久しぶりに甘い言葉をかけられて固まる私に気づき、触っていた髪の毛から手を放し、少し距離を取りながら言った。

「今度の同期会、一緒に行こうよ」

「いいけど・・・真田君は?一緒に行くんじゃないの?」

「アイツ、都合が悪くて行けないんだって。」

「そうなんだ。手伝いする約束してるし、定時で上がって速攻行こうと思ってるけど大丈夫?」

「うん。俺も定時で上がるから一緒に行こう」

「仕事大丈夫?」

「大丈夫。早めに終わらせる」

じゃあ、またね、と言って電車に乗って引き返す浦橋くんに、また送らせちゃったな、と反省しながら見送っていると、携帯に着信があった。
見ると、浦橋くんからで『早く寝ろよ』とおやすみのスタンプがきていた。

部屋に戻り、お風呂から出るとその日はそのまま寝てしまい、翌朝牧野くんから着信があったことに気づいた。
ちょうどお風呂に入っている時間帯だ。

折り返すにしてもこんな朝っぱらから迷惑だろうと思い、メールを返すと、すぐに返事が来て、同期会行くかどうかの確認だった。
行く予定だと返信する。

牧野くんと会える。ジワリジワリと実感がわいてきて、しばらく会えなかったし思い出す時間も少なくなったけど、会えると思うと自然と浮き立つ感じがする。

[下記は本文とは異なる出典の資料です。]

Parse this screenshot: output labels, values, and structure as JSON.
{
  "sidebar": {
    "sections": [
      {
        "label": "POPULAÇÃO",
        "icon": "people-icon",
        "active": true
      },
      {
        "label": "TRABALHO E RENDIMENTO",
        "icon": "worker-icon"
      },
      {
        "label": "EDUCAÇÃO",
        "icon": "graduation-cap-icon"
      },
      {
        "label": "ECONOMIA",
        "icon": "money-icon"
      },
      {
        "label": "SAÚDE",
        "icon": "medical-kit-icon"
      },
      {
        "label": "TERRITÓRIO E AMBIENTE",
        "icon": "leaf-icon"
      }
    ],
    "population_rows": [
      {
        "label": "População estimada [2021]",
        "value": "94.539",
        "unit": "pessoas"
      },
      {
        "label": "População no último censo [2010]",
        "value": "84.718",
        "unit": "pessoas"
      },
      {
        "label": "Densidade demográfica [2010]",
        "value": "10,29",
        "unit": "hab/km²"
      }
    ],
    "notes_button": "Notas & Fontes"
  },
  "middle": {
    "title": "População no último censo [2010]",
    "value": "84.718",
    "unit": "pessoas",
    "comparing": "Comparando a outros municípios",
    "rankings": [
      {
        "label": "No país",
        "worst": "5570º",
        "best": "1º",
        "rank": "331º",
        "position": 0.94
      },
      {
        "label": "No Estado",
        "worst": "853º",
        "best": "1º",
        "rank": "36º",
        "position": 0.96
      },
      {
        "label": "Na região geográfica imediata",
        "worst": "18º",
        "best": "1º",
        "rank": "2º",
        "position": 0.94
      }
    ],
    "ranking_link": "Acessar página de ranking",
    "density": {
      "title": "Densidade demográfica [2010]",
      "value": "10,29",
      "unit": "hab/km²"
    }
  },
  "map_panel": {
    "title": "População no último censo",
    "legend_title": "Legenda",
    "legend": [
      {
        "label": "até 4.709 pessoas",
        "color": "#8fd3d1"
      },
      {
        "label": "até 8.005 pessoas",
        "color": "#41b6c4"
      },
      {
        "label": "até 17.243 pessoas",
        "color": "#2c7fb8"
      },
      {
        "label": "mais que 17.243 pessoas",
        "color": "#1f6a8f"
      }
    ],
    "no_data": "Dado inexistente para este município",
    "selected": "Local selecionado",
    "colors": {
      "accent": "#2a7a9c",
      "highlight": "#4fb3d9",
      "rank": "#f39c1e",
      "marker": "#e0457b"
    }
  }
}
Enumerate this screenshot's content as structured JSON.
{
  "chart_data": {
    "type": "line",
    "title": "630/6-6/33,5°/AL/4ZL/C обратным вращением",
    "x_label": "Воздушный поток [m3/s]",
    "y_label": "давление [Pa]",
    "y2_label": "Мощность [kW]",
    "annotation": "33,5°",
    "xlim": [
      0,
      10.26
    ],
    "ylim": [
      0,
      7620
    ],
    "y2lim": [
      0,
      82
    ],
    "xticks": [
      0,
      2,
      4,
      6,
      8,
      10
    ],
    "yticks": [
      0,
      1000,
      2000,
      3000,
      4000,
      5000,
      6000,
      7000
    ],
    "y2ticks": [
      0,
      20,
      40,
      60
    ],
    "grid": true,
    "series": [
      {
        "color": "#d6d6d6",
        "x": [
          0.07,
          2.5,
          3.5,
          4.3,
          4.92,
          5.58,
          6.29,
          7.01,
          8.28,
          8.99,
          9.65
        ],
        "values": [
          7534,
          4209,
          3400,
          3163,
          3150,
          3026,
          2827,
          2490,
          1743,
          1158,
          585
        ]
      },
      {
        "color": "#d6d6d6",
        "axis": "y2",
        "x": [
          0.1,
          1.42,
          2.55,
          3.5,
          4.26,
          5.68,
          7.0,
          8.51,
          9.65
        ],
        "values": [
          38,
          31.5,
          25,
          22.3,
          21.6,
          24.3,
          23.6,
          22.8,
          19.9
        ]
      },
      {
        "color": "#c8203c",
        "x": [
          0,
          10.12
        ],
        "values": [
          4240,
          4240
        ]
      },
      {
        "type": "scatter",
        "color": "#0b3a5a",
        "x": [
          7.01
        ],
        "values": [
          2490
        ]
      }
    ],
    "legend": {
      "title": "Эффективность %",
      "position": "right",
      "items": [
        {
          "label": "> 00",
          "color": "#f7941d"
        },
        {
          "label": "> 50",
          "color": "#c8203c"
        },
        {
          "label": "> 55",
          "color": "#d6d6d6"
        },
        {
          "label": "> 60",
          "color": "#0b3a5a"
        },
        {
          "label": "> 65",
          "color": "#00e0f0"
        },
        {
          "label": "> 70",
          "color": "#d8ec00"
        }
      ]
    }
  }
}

元気にしているだろうか。ゆっくり話ができるだろうか。同期会の日までそんなことばかり考えていた。

同期会の日
定時ちょうどには浦橋くんからエントランスで待っているとメールが入っていた。

エレベータを降りて浦橋くんを見つけて駆け寄りながら、「お待たせ」というと

「そんなに急がなくてもいいのに。・・・同期会、楽しみ?」

浦橋くんが首をかしげて私の顔を覗き込みながら聞いてきた。

「楽しみ・・・っていうか、浦橋くんを待たせちゃってるし・・・」

「そっか。じゃあ、行こうか」

電車で3駅ほどいったところのお店につくと、大内君がすでに来ていた。他にも既に数人来ていて、ガヤガヤと話し始めている。
いつものことだけど、幹事なんて名ばかりですぐにでも飲み始めてしまいそうな勢いだ。

「満里子」

浦野君に奥の席から手招きされて近づいていくと、座れ、と横に引っ張られる。

「私は入り口のところにいるから」

慌てて立ち上がると、少し怒ったような顔をして浦橋くんが立ちあがった。